The manager said Williamson had called him about a month ago asking for his job back because he had just become the father of a baby boy.

Arrest records showed Round Rock police arrested and charged Williamson with driving with an invalid license on May 6, 2014. Court records from the arrest also show that he was living with his grandmother in Austin and paying her $200 a month in rent. The case is still pending.

In Travis County, records show police arrested Williamson three times in 2007 on two charges of possession of marijuana and one charge of driving while intoxicated. Police arrested him again in 2009 on a charge of driving while intoxicated.

All of the 2007 charges were dismissed, though records showed Williamson served jail time and underwent community supervision for the 2009 DWI charge.

Citing the ongoing investigation, Christina Kane-Gibson, a spokeswoman for the city of Hutto, declined to comment on whether police officers are required to lock their vehicles after leaving them to pursue a suspect.

Six law enforcement officers, including Kelley, have died in Texas in the line of duty this year, said Charley Wilkison, executive director of the Combined Law Enforcement Associations of Texas.

Whether or not Kelley left his car unlocked to pursue Williamson doesn’t matter, Wilkison said. “All the second-guessing in the world is not going to do a damn bit of good,” he said.

“You’re not supposed to fight with an officer; you’re not supposed to take control of their car; and you’re not supposed to murder them. The only thing that matters is that someone murdered a policeman.

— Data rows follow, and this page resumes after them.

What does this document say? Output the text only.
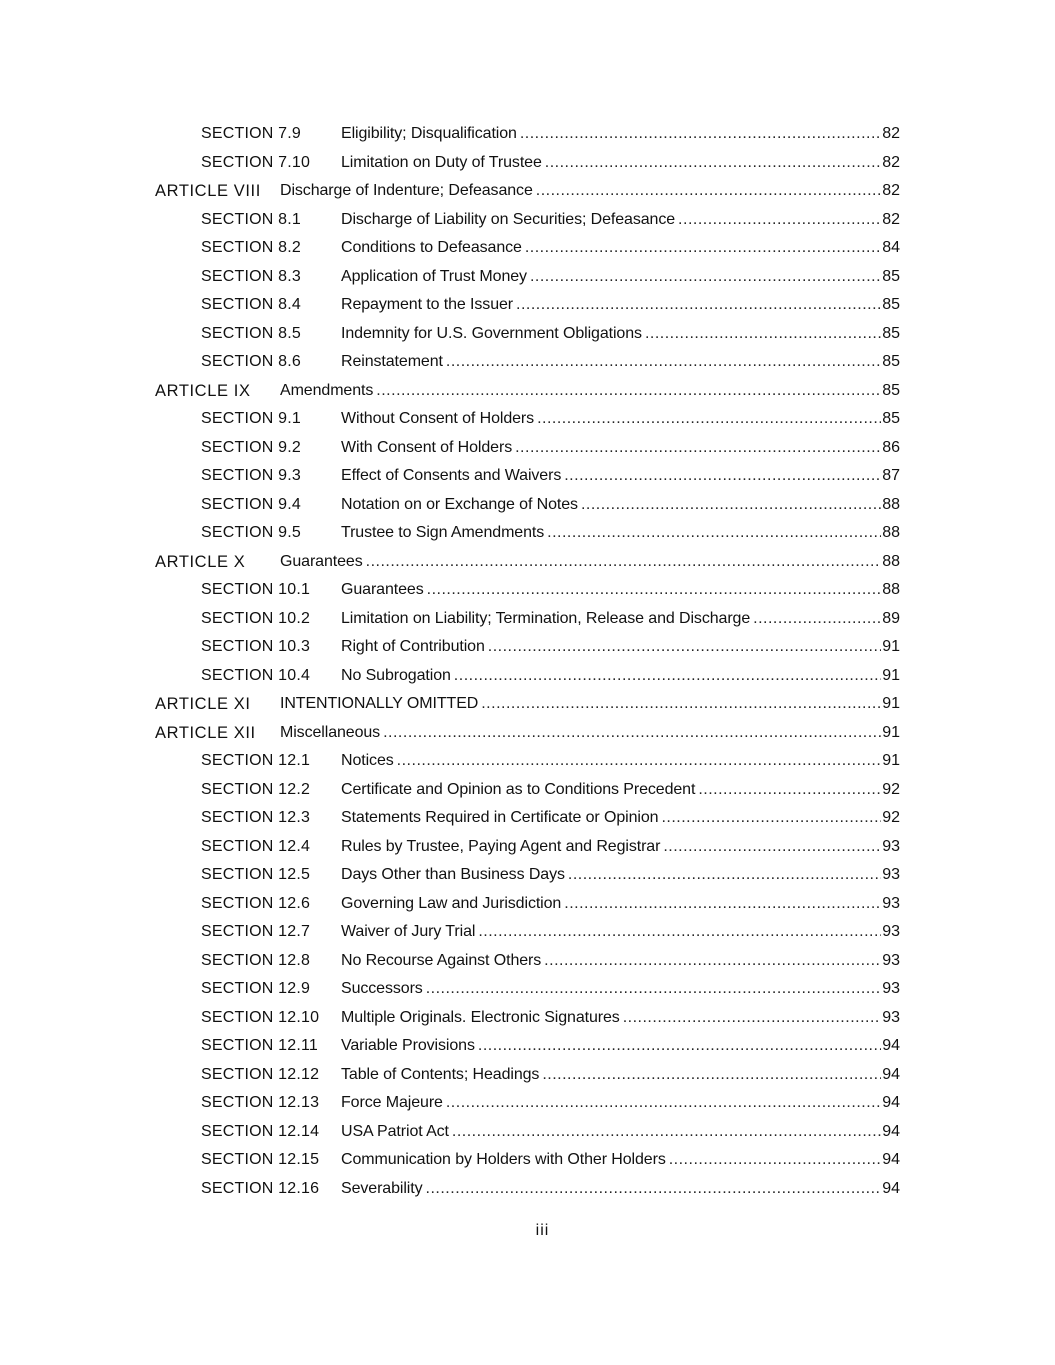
SECTION 7.9 Eligibility; Disqualification .....	82
SECTION 7.10 Limitation on Duty of Trustee .....	82
ARTICLE VIII Discharge of Indenture; Defeasance .....	82
SECTION 8.1 Discharge of Liability on Securities; Defeasance .....	82
SECTION 8.2 Conditions to Defeasance .....	84
SECTION 8.3 Application of Trust Money .....	85
SECTION 8.4 Repayment to the Issuer .....	85
SECTION 8.5 Indemnity for U.S. Government Obligations .....	85
SECTION 8.6 Reinstatement .....	85
ARTICLE IX Amendments .....	85
SECTION 9.1 Without Consent of Holders .....	85
SECTION 9.2 With Consent of Holders .....	86
SECTION 9.3 Effect of Consents and Waivers .....	87
SECTION 9.4 Notation on or Exchange of Notes .....	88
SECTION 9.5 Trustee to Sign Amendments .....	88
ARTICLE X Guarantees .....	88
SECTION 10.1 Guarantees .....	88
SECTION 10.2 Limitation on Liability; Termination, Release and Discharge .....	89
SECTION 10.3 Right of Contribution .....	91
SECTION 10.4 No Subrogation .....	91
ARTICLE XI INTENTIONALLY OMITTED .....	91
ARTICLE XII Miscellaneous .....	91
SECTION 12.1 Notices .....	91
SECTION 12.2 Certificate and Opinion as to Conditions Precedent .....	92
SECTION 12.3 Statements Required in Certificate or Opinion .....	92
SECTION 12.4 Rules by Trustee, Paying Agent and Registrar .....	93
SECTION 12.5 Days Other than Business Days .....	93
SECTION 12.6 Governing Law and Jurisdiction .....	93
SECTION 12.7 Waiver of Jury Trial .....	93
SECTION 12.8 No Recourse Against Others .....	93
SECTION 12.9 Successors .....	93
SECTION 12.10 Multiple Originals. Electronic Signatures .....	93
SECTION 12.11 Variable Provisions .....	94
SECTION 12.12 Table of Contents; Headings .....	94
SECTION 12.13 Force Majeure .....	94
SECTION 12.14 USA Patriot Act .....	94
SECTION 12.15 Communication by Holders with Other Holders .....	94
SECTION 12.16 Severability .....	94
iii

There’s no excuse for it,” Wilkison said.

Under most circumstances, deputies with the Williamson County sheriff’s office lock their vehicles when they leave them, said Fred Thomas, a sheriff’s office spokesman.

“If immediate action is required to include a traffic stop, a citizen assist, a pursuit, shots being fired, an immediate lifesaving event, or other exigent circumstances exist, taking the time to shut off the engine and lock the doors may not be prudent,” Thomas said in a statement Thursday. “It would be difficult to write a protocol for each possible situation.”

Hutto Police Department is accredited by the Texas Police Chiefs Association, a group that requires many police departments to adopt standard policing policies. However, it has no policy regarding foot pursuits or when an officer should lock a patrol vehicle.